This document describes architectural aspects of developing (for) Skogul. You should read CODE_OF_CONDUCT.md and CONTRIBUTING first.
This document is meant to guide, not dictate.
Senders, receivers, transformers and parsers are written to be isolated and modularized. All four are modules and have configuration.
A module should not be concerned with the inner workings of any other module. A module should never modify data outside its own data. And a sender should never rely on data that is not directly sent to it.
Ideally, it should be impossible for a module to access any data that it shouldn't have access to. Alas, that is not always achievable. As such, even if there are global data structures available, do not use them in a module.
More specifically, the division of labor is:
If it is possible to configure a module in a way that is invalid, you must check for this. Where reasonable, this should be done in a Verify() function _and_ at run-time. The run-time check can be skipped if it is expensive.
The Verify() function of a module should never change state, and must be safe to repeat. It should verify the validity of the configuration, but it should accept configuration that currently doesn't work, but might work in the future. E.g.: If you rely on a database, Verify() can check that the required connection paramaters are present, but should not fail if connecting to the database is unsuccessful. At the very least, that should be configurable. This is to ensure that Skogul will start even if the external systems are not currently available.
Receivers is where data/metrics originates. Typically from outside sources, but theoretically from internal sources (e.g.: test-data or log-data).
Receivers should not parse that data if at all possible. That is the job of a parser, as configured through a handler. This is to ensure maximum flexibility in the future: If we can accept data on UDP we can accept it both as JSON-encoded data and telemetry data.
Receivers should, by default, use multiple go routines where it makes sense. Receivers should, where possible, expose sender-errors to the caller, unless configured to do otherwise.
Receivers should never use global scope. Multiple instances of the same receiver implementation, with different configuration, might be configured. In fact, this is common.
This one is tricky.
Transformers can mutate containers and metrics. The mutated result should be valid.

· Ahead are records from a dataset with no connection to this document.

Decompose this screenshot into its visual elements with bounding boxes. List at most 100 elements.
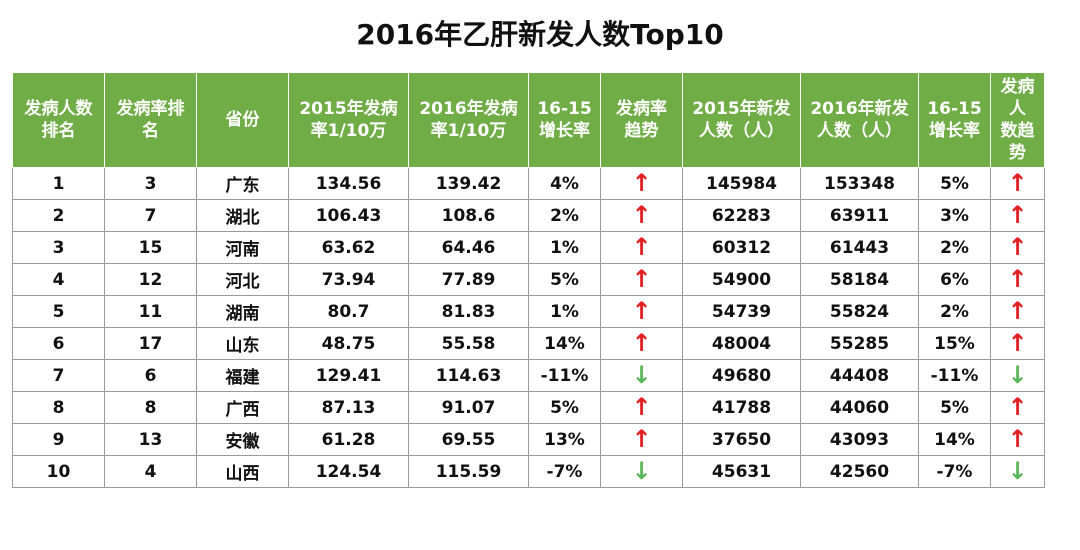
table-cell: 129.41	[288, 359, 409, 392]
table-row: 8 8 广西 87.13 91.07 5% ↑ 41788 44060 5% ↑	[12, 391, 1045, 424]
table-cell: 48.75	[288, 327, 409, 360]
table-cell: 1%	[528, 295, 601, 328]
table-cell: 61443	[800, 231, 919, 264]
trend-cell: ↑	[990, 327, 1045, 360]
column-header: 发病率 趋势	[600, 72, 683, 168]
arrow-up-icon: ↑	[1007, 265, 1028, 293]
arrow-up-icon: ↑	[631, 169, 652, 197]
table-cell: 福建	[196, 359, 289, 392]
table-row: 2 7 湖北 106.43 108.6 2% ↑ 62283 63911 3% ↑	[12, 199, 1045, 232]
trend-cell: ↓	[600, 455, 683, 488]
table-cell: 42560	[800, 455, 919, 488]
trend-cell: ↑	[990, 263, 1045, 296]
table-cell: 63911	[800, 199, 919, 232]
table-cell: 14%	[528, 327, 601, 360]
arrow-up-icon: ↑	[631, 233, 652, 261]
table-cell: 55285	[800, 327, 919, 360]
table-cell: 6%	[918, 263, 991, 296]
table-cell: 69.55	[408, 423, 529, 456]
table-row: 5 11 湖南 80.7 81.83 1% ↑ 54739 55824 2% ↑	[12, 295, 1045, 328]
column-header: 2016年发病 率1/10万	[408, 72, 529, 168]
table-cell: 134.56	[288, 167, 409, 200]
table-cell: 2%	[918, 231, 991, 264]
table-cell: 11	[104, 295, 197, 328]
table-cell: -11%	[528, 359, 601, 392]
table-cell: 58184	[800, 263, 919, 296]
column-header: 2015年发病 率1/10万	[288, 72, 409, 168]
table-cell: 3	[12, 231, 105, 264]
table-cell: 安徽	[196, 423, 289, 456]
table-cell: 广西	[196, 391, 289, 424]
table-cell: 114.63	[408, 359, 529, 392]
table-row: 7 6 福建 129.41 114.63 -11% ↓ 49680 44408 -11% ↓	[12, 359, 1045, 392]
table-cell: 44408	[800, 359, 919, 392]
arrow-up-icon: ↑	[1007, 201, 1028, 229]
table-cell: 54739	[682, 295, 801, 328]
table-cell: 80.7	[288, 295, 409, 328]
table-cell: 115.59	[408, 455, 529, 488]
trend-cell: ↑	[990, 167, 1045, 200]
trend-cell: ↑	[990, 391, 1045, 424]
table-cell: 5%	[528, 263, 601, 296]
table-title: 2016年乙肝新发人数Top10	[356, 18, 724, 51]
header-row: 发病人数 排名 发病率排 名省份 2015年发病 率1/10万 2016年发病 率1/…	[12, 72, 1045, 168]
table-cell: 8	[12, 391, 105, 424]
table-cell: 64.46	[408, 231, 529, 264]
table-cell: 山东	[196, 327, 289, 360]
table-cell: 77.89	[408, 263, 529, 296]
table-cell: 55.58	[408, 327, 529, 360]
arrow-up-icon: ↑	[1007, 393, 1028, 421]
table-row: 10 4 山西 124.54 115.59 -7% ↓ 45631 42560 -7% ↓	[12, 455, 1045, 488]
table-cell: 108.6	[408, 199, 529, 232]
table-cell: 106.43	[288, 199, 409, 232]
column-header: 发病人数 排名	[12, 72, 105, 168]
table-cell: 54900	[682, 263, 801, 296]
table-cell: 5	[12, 295, 105, 328]
table-cell: 山西	[196, 455, 289, 488]
table-cell: 37650	[682, 423, 801, 456]
table-cell: 87.13	[288, 391, 409, 424]
table-cell: 9	[12, 423, 105, 456]
table-cell: 60312	[682, 231, 801, 264]
trend-cell: ↑	[600, 231, 683, 264]
trend-cell: ↓	[990, 359, 1045, 392]
table-cell: -11%	[918, 359, 991, 392]
table-cell: 广东	[196, 167, 289, 200]
table-cell: 1%	[528, 231, 601, 264]
arrow-up-icon: ↑	[1007, 169, 1028, 197]
table-cell: 1	[12, 167, 105, 200]
table-cell: 15	[104, 231, 197, 264]
column-header: 16-15 增长率	[918, 72, 991, 168]
table-cell: 62283	[682, 199, 801, 232]
table-cell: 3	[104, 167, 197, 200]
table-cell: 61.28	[288, 423, 409, 456]
table-cell: 7	[12, 359, 105, 392]
column-header: 2015年新发 人数（人）	[682, 72, 801, 168]
table-cell: 153348	[800, 167, 919, 200]
table-cell: 13	[104, 423, 197, 456]
arrow-down-icon: ↓	[631, 457, 652, 485]
table-cell: 12	[104, 263, 197, 296]
trend-cell: ↑	[600, 199, 683, 232]
column-header: 发病率排 名	[104, 72, 197, 168]
column-header: 2016年新发 人数（人）	[800, 72, 919, 168]
arrow-down-icon: ↓	[1007, 361, 1028, 389]
table-cell: 139.42	[408, 167, 529, 200]
arrow-up-icon: ↑	[1007, 329, 1028, 357]
table-cell: 145984	[682, 167, 801, 200]
table-cell: 7	[104, 199, 197, 232]
table-cell: 3%	[918, 199, 991, 232]
arrow-up-icon: ↑	[631, 425, 652, 453]
table-cell: 10	[12, 455, 105, 488]
arrow-up-icon: ↑	[631, 201, 652, 229]
trend-cell: ↑	[990, 199, 1045, 232]
column-header: 16-15 增长率	[528, 72, 601, 168]
table-row: 9 13 安徽 61.28 69.55 13% ↑ 37650 43093 14% ↑	[12, 423, 1045, 456]
table-cell: 81.83	[408, 295, 529, 328]
arrow-up-icon: ↑	[1007, 425, 1028, 453]
arrow-up-icon: ↑	[1007, 297, 1028, 325]
table-cell: 49680	[682, 359, 801, 392]
table-body: 1 3 广东 134.56 139.42 4% ↑ 145984 153348 5% ↑ 2 7 湖北 10…	[12, 167, 1045, 488]
table-cell: 5%	[528, 391, 601, 424]
trend-cell: ↑	[600, 423, 683, 456]
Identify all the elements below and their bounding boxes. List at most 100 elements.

Transformers must be concurrency-safe. But obviously only one transformer will work on one container at the same time.
Transformers can copy data, modify data and more. But it is important that the resulting metrics do not have multiple references to the same data. If they do, this creates a problem if an other transformer subsequently tries to modify the content of one of the references - it will unintentionally also modify the other reference.

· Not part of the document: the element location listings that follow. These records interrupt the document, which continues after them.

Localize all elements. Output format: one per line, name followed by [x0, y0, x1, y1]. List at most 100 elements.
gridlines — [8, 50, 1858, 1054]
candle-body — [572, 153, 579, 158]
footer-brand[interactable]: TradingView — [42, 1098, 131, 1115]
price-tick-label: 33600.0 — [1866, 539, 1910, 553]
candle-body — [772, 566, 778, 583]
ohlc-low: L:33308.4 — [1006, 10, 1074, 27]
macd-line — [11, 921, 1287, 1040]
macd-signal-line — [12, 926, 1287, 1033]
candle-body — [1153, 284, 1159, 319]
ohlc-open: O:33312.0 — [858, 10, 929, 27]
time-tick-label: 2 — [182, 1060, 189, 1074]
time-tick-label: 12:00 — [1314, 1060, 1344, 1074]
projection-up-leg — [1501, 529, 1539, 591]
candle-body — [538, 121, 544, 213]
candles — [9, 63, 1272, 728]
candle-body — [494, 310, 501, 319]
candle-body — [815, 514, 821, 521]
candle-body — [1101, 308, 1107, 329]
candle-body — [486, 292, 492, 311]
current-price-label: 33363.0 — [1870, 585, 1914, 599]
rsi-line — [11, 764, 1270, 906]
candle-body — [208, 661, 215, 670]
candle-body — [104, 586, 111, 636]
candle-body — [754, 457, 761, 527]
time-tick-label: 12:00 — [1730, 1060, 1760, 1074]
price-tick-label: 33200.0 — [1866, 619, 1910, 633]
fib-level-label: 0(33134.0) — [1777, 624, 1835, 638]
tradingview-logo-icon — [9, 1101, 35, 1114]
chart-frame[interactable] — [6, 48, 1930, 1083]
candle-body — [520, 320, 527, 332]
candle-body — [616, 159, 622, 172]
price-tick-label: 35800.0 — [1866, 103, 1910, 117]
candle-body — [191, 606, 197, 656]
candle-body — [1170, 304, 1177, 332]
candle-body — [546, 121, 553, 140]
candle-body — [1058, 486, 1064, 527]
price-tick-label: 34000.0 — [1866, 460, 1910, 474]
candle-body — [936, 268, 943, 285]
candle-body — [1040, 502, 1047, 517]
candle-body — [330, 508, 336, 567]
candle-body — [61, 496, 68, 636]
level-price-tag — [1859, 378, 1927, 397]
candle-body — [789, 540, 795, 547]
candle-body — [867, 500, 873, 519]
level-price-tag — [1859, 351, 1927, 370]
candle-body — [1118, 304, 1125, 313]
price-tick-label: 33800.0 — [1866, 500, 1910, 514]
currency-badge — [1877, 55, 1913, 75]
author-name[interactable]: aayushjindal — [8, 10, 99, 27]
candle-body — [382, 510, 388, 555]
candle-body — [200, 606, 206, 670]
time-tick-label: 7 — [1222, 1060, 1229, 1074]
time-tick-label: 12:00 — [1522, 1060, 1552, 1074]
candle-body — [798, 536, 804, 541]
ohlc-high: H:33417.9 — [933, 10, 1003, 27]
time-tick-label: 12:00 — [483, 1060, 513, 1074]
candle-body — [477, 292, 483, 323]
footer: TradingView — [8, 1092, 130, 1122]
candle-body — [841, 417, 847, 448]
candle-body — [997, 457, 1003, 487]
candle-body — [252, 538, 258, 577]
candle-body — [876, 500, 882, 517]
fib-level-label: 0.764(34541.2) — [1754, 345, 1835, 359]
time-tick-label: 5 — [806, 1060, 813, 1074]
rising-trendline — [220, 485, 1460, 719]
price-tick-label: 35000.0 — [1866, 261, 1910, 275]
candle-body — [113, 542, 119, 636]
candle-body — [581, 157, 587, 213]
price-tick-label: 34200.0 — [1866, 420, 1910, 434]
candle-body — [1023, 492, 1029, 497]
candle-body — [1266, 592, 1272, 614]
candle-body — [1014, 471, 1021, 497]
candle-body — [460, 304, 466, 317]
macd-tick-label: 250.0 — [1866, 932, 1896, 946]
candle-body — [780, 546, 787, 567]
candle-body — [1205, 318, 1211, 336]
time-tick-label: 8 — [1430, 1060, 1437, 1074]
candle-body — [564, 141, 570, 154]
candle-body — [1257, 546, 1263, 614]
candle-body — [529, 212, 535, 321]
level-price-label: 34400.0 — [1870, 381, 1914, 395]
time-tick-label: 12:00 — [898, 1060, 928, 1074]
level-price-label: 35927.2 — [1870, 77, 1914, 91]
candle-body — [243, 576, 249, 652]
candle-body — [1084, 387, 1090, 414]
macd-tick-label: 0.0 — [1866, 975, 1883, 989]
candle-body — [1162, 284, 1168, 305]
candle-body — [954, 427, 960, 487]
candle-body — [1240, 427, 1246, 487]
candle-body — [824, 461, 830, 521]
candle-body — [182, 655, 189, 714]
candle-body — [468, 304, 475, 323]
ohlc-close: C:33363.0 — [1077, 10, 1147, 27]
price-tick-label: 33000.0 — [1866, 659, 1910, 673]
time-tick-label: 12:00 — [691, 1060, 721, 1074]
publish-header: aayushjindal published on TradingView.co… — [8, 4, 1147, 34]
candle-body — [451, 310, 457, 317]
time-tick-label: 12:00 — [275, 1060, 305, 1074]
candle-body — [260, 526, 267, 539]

Senders. Never. Modify. Containers. Ever.
Senders must be concurrency-safe. They can and will be accessed in multiple go-routines at the same time.
Senders should never log data if they also return an error. This still happens for historical reasons and creates a mess of duplicated error messages. Instead, wrap the error. Whoever used the handler (presumably a receiver) will log the top-most error. Exceptions can be made, e.g.: When a sender disconnects it's Send() function from the receiver (like the batch sender).

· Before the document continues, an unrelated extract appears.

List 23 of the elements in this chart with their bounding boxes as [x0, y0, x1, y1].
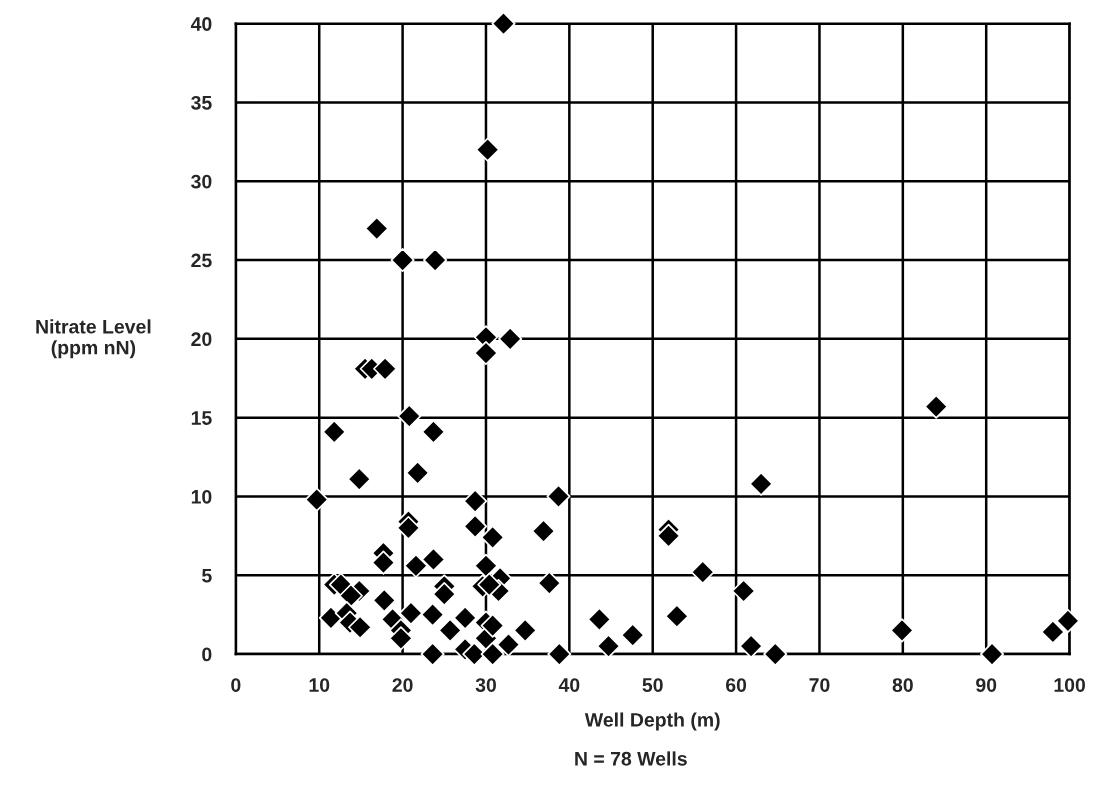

Other than that, they are fairly unrestrained.
We currently use logrus.
Each module should acquire a logger that indicates the type of code it is, and the name of the implementation. Use additional fields where it makes sense. Recently, the skogul.Identity[] map was added, which allows a module to include it's own configured name, and modules should do this whenever possible, but it isn't _yet_ done extensively.
Ideally, what to log should be self-explanatory from the regular log levels. They range from:
- error
- Something is very wrong. E.g.: Failure to connect to required services. Expect loss of service.
- warn
- Something is somewhat wrong. Expect reduced service. E.g.: Connection to external service was OK, but the service didn't accept our data. Disconnected from service, but reconnect worked. Also useful for configuration issues that are valid, but likely problematic. E.g.: transmitting passwords in plain-text.
- info
- Moderate issues and general information. E.g.: Connection successful for persistent connections (e.g.: database connections). Initialization chatter.
- debug
- We get chatty. Details of config parsing/validation. We want debug to be something you can run in production if you are seeing periodic issues, but not something you need or generally want.
- trace/verbose
- Used for development and bug-hunting. Details of code paths that are valid, etc. Should not be needed for any regular user.
Some items are left out: request-oriented logs.
Receivers should not log OK requests by default, but logging failed requests is acceptable. Logging OK requests can be provided as a configuration option. This is to ensure that things do not explode on high-throughput installations.
A request-log receiver might be reasonably in the future. E.g.: An internal receiver where any other receiver send request log items.
Similar practices should apply to senders and transformers.
If a module returns an error, it should either NOT log, or log at trace. If a module uses an other module and the child-module fails, the parent-module should:
- Not log, or log at trace, if it propagates the error upward (e.g.: returns error).
- Log Info at most if it knows how to handle an error and that succeeds, e.g. if the Fallback sender first tries sender A, which fails, then tries sender B, that succeeds, this is typically Info.
- Log Warn at most if it can't recover from the error and isn't propagating it. E.g.: The batch sender.
These rules are not absolute and certainly not implemented all over yet, but should be a starting point.